Bassam Dabbah, who entered the United States as a refuge from Syria, opened Sham Market in Erie in 2017.

Almost a year ago, partners in the StateImpact Pennsylvania journalism collaboration — including WITF, WESA, WHYY and WPSU — started an ambitious project: Send several reporters to spend significant time “embedding” in places across the state, bring people together in those places to talk about what mattered in their lives, and tell those stories.

Ours was one collaboration of eight that formed America Amplified, a public media initiative funded by the Corporation for Public Broadcasting that uses community engagement to inform and strengthen local, regional and national journalism. The project continues through April.

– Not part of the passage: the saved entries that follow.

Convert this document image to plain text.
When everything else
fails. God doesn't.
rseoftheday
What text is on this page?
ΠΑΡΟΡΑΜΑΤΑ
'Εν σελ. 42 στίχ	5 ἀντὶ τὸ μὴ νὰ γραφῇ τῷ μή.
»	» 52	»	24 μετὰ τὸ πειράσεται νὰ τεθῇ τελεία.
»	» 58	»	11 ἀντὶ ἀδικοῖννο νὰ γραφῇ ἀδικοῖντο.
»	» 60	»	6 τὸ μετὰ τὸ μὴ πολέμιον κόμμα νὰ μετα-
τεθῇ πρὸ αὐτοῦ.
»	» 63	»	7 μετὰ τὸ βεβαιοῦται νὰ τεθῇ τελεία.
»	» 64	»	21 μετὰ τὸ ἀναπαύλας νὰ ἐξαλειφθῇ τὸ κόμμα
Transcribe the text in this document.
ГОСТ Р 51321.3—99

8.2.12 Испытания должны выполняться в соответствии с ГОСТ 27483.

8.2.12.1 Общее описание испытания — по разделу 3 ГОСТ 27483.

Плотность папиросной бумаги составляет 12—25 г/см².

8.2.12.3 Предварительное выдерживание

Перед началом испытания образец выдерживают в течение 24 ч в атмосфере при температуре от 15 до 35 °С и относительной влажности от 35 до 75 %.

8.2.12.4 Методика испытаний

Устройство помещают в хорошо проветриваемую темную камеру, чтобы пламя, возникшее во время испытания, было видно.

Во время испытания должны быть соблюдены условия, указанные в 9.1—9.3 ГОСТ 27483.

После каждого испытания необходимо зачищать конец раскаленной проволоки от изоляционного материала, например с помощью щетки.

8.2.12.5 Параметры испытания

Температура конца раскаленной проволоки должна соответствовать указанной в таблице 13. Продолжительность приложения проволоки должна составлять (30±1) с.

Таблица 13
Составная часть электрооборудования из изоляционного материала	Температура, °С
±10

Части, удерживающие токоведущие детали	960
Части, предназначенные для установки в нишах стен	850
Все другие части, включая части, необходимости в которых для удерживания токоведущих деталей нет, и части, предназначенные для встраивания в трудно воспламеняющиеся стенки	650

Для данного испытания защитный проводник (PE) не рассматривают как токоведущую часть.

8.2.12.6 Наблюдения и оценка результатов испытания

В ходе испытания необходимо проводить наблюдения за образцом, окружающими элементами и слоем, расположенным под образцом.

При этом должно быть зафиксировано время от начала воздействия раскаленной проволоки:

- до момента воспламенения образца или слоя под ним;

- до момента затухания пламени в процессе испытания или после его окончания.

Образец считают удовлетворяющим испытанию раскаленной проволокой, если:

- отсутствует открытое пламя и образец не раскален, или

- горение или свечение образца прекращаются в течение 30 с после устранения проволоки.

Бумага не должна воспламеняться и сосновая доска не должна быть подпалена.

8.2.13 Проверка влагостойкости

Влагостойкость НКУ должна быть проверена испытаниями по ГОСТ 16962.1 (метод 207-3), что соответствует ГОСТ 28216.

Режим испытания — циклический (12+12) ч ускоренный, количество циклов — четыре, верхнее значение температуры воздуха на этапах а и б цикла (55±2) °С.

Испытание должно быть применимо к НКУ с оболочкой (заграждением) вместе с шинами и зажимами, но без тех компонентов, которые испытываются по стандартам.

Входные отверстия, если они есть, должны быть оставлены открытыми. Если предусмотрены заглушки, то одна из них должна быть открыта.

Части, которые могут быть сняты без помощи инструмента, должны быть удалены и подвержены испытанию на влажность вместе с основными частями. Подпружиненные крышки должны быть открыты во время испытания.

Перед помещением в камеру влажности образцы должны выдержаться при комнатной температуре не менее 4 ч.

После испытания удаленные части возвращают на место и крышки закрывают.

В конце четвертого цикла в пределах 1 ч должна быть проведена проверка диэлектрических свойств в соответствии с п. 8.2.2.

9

Last winter, each collaboration created its own approach. In one way, ours was a reverse-journalism concept: We weren’t going to places to ask people about a predetermined story idea, come back and produce a story. We would listen, and respond to what we heard by doing stories about what people told us was important.

In late March, COVID-19 rained all over the strategy of frequent travel and in-person engagement.

Yet our team’s reporters and editors, backed by a supportive America Amplified central team headquartered at KCUR in Kansas City, persevered.

We turned to virtual engagement, including Zoom calls and Facebook Live events. We traveled when we could and when reporters felt comfortable doing so. We got to know people in Pittsburgh’s Hill District, Erie, Chambersburg, Bradford County, Williamsport, Lebanon and other places.

We listened, and discovered the importance of Erie’s refugee community … the spirit and self-reliance of the Hill District … how Black Lives Matter resonated in politically conservative in Chambersburg … and other stories, from other places, that we might never have found had we not taken the approach we did.

America Amplified was billed as an election 2020 project — a way to tell Pennsylvanians’ stories ahead of November, which we knew would be a momentous election, especially in one of the country’s prime political battlegrounds.

But we’re not done — not even after the election, not even amid a coronavirus resurgence.

We still can’t physically bring people together. And our travel is limited. But we’re still listening. And we’re still pursuing some stories we learned about during the summer and fall — stories that will connect us even more closely with people and communities outside our normal geography. We think that kind of storytelling can only help bring Pennsylvanians together at a time when all the talk is about how divided we are.

Our reporters are finding glimmers of hope. On one post-election Zoom call that included Democrats and Republicans, people politely disagreed as they talked. And then, after an hour or so, a Democrat said to a Republican: You seem like the kind of person I’d like to get a beer with.

Imagine that. It’s the kind of moment that has made our embedding-and-listening effort rewarding, and revealing.


A version of this story published in the Jan. 14 edition of The Patriot-News.